By the late 1960’s the Godzilla franchise had become an extremely big deal internationally, and this film seems to be a celebration of the previous entries, reuniting practically every monster from the series plus some from other Toho series’, currently living captive on “Monster Island” . Unfortunately though, aliens take a liking to Earth and remotely take control of the monsters’ brains, making them wreak havoc until the human race bow to their command.

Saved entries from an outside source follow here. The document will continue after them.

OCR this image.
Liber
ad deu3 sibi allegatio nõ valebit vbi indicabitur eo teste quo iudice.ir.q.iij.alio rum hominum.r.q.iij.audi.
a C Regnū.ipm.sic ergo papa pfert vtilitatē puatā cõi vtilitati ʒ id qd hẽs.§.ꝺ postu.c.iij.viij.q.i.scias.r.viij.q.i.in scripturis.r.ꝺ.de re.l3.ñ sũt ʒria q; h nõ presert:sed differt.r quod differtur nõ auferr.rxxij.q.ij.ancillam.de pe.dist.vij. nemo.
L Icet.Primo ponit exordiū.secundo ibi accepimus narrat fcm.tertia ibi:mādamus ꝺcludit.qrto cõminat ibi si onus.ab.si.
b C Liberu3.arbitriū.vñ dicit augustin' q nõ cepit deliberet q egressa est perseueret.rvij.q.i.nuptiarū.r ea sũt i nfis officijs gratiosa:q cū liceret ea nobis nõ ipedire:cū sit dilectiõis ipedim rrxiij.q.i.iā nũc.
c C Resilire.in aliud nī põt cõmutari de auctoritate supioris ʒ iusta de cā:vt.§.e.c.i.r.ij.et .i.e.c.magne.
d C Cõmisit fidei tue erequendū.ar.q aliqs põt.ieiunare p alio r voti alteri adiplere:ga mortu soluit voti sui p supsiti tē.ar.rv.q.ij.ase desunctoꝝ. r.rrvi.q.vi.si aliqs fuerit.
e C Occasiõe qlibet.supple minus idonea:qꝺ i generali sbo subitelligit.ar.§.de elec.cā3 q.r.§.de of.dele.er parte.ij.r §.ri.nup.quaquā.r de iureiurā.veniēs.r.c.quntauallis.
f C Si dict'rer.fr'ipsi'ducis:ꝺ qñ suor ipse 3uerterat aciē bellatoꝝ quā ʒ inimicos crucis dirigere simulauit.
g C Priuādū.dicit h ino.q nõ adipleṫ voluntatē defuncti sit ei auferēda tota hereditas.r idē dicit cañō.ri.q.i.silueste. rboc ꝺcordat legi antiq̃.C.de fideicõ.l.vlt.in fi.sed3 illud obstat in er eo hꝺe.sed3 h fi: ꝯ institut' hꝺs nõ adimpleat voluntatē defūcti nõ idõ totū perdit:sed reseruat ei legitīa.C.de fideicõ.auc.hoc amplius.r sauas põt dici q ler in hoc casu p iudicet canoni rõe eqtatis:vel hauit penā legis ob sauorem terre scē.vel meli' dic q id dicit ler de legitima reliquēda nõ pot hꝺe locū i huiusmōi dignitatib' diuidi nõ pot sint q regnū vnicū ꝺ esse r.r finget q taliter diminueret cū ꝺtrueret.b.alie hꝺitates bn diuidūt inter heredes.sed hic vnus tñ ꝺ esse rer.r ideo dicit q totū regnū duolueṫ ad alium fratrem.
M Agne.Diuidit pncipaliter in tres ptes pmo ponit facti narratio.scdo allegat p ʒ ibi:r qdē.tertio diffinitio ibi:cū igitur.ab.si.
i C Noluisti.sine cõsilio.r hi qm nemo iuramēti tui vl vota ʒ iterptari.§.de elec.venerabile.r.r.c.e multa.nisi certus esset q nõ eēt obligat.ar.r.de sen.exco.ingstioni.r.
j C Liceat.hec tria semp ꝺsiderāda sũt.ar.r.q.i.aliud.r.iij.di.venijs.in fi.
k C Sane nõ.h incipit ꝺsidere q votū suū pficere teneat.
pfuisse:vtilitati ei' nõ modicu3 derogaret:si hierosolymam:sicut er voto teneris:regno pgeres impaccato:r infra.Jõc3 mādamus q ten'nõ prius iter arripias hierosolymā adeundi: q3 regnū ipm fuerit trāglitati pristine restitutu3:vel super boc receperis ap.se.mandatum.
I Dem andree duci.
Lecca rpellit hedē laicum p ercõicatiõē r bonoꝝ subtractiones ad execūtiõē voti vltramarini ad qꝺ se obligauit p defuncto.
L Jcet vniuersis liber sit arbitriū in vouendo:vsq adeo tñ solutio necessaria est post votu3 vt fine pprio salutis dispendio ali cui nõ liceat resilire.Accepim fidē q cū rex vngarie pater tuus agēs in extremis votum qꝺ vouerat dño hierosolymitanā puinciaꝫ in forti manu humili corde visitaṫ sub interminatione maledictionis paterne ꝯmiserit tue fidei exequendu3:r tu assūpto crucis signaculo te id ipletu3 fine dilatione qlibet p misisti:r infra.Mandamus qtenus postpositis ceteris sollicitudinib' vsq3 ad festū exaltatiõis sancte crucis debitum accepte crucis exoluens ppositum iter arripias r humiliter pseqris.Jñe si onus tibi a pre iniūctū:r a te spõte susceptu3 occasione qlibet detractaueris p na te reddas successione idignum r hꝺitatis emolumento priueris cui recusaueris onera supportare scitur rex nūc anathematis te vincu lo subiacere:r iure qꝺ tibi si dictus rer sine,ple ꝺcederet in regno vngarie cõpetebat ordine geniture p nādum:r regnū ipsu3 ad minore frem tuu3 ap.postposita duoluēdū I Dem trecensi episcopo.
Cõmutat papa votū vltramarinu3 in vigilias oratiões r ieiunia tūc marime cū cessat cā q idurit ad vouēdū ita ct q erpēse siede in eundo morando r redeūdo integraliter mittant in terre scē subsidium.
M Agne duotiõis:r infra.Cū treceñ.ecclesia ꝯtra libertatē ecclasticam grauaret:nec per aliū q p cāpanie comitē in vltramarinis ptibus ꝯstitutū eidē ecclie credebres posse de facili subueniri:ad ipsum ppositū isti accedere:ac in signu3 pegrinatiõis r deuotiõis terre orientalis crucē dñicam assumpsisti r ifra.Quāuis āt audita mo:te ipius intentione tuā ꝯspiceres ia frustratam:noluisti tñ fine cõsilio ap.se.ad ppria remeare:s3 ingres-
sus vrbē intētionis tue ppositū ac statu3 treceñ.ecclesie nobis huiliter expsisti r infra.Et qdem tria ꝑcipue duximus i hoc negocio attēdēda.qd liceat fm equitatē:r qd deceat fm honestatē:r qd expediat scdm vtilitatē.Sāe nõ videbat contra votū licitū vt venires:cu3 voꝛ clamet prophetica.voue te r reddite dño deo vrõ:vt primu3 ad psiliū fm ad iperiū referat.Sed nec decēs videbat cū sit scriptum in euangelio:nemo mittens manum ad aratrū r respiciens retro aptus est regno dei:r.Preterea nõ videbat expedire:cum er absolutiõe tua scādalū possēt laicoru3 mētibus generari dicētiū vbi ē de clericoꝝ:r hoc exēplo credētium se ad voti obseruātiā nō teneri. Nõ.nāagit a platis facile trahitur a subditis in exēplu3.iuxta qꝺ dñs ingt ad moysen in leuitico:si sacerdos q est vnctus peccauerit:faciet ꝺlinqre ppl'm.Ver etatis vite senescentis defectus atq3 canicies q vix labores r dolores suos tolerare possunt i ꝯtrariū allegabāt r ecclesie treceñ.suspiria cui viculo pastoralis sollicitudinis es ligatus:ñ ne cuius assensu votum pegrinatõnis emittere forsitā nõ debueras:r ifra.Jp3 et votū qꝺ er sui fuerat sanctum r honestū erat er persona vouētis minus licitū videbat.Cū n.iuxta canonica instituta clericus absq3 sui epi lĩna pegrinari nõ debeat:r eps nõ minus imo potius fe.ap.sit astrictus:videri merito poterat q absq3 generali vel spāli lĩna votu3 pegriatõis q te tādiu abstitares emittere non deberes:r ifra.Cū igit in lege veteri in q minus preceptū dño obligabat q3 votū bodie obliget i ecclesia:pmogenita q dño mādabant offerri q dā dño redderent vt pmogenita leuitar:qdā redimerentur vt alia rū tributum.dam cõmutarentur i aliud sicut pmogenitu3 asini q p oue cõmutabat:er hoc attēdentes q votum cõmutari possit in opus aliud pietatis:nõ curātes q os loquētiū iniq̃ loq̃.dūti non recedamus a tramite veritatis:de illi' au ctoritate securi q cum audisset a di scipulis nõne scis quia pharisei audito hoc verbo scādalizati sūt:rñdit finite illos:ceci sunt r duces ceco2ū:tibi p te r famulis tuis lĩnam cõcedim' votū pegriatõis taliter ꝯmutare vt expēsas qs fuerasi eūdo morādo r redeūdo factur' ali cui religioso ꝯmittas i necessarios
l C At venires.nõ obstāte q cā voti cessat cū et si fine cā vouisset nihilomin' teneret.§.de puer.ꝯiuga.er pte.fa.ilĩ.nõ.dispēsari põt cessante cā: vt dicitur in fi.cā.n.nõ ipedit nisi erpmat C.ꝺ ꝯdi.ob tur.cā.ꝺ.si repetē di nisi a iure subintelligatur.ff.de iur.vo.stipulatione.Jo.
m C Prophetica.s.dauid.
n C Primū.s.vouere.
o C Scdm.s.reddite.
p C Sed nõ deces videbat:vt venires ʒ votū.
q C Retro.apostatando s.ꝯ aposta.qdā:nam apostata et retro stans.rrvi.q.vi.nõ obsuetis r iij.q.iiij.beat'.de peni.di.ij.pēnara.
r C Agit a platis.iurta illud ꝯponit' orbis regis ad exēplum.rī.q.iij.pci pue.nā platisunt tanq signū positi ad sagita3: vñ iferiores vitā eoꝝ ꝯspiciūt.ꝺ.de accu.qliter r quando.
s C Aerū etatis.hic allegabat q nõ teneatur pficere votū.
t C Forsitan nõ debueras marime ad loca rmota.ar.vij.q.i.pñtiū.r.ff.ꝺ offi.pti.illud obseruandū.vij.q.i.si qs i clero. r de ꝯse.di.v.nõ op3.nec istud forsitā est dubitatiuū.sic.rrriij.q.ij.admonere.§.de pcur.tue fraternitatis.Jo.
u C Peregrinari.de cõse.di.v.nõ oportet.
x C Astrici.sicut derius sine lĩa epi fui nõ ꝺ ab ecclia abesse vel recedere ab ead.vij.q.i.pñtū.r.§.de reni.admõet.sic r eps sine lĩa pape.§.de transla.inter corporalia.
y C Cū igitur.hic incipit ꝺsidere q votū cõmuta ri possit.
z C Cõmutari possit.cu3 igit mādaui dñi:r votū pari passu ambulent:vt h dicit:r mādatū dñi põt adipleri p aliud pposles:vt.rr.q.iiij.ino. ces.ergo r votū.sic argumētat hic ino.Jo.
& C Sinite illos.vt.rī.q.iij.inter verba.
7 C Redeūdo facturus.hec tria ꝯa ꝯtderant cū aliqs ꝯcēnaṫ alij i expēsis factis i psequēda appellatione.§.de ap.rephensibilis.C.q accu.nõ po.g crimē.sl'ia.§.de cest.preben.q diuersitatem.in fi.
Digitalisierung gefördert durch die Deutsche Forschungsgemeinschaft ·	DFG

No expense was spared on the aliens’ costumes

It goes without saying that this goes back to the Sci-Fi B-Movie feel of Invasion of Astro-Monster, and it re-introduces King Ghidorah as the adversary. Despite this, it doesn’t feel like a re-hash. For the most part the human story is engrossing; even if characters are under-developed to the point of being practically non-existent, and the plot makes only a little bit of sense, it all feels very involving. I wasn’t too sure what needed to happen and why, nor cared what happened to the characters, but I was nonetheless gripped by the sense that the makers did actually care. There’s no escaping the  fact that the spaceships look… plasticy, but there are some really nice shots, with a strong use of lens flare before J.J. Abrams was even able to lift a Super-8 Camcorder. It doesn’t have the humor or lightness of Astro-Monster either, which works in giving the film it’s own identity, but none of these points manage to keep the human story particularly interesting through to the end; it becomes a bit of a drag eventually.

“Ooh la-la!” etc.

As is always the case, the monster scenes are the point of this film. While it surprises me that, given such a large number of monsters, the human story takes up so much of the runtime, the monster scenes we do have are indeed very good. There are brief scenes of destruction in different countries around the world, giving the threat a much more global feel, quite important when trying to convince us whole world is at stake. It reaches a climax when all the monsters have to team up against the incredibly powerful King Ghidorah for an extended fight scene. Despite Minilla’s presence, and the film following Son of Godzilla’s attempt to push towards a child-friendly tone, this is pretty brutal in places. Monsters coughing up blood, people getting shot in the head, brief surgery scenes and so on – it’s not exactly A Serbian Film but it’s an interestingly sudden shift in tone for the time it was made.

This image overrules the entire review. 10/10.

This is a difficult film to  judge. Given the multi-monster set-up and the apparent effort that went into the making it suffers from weak writing, resulting in a film that is nowhere near as good as it ought to have been. It remains entertaining most of the time however, and with monster scenes that are some of the strongest in the series so far.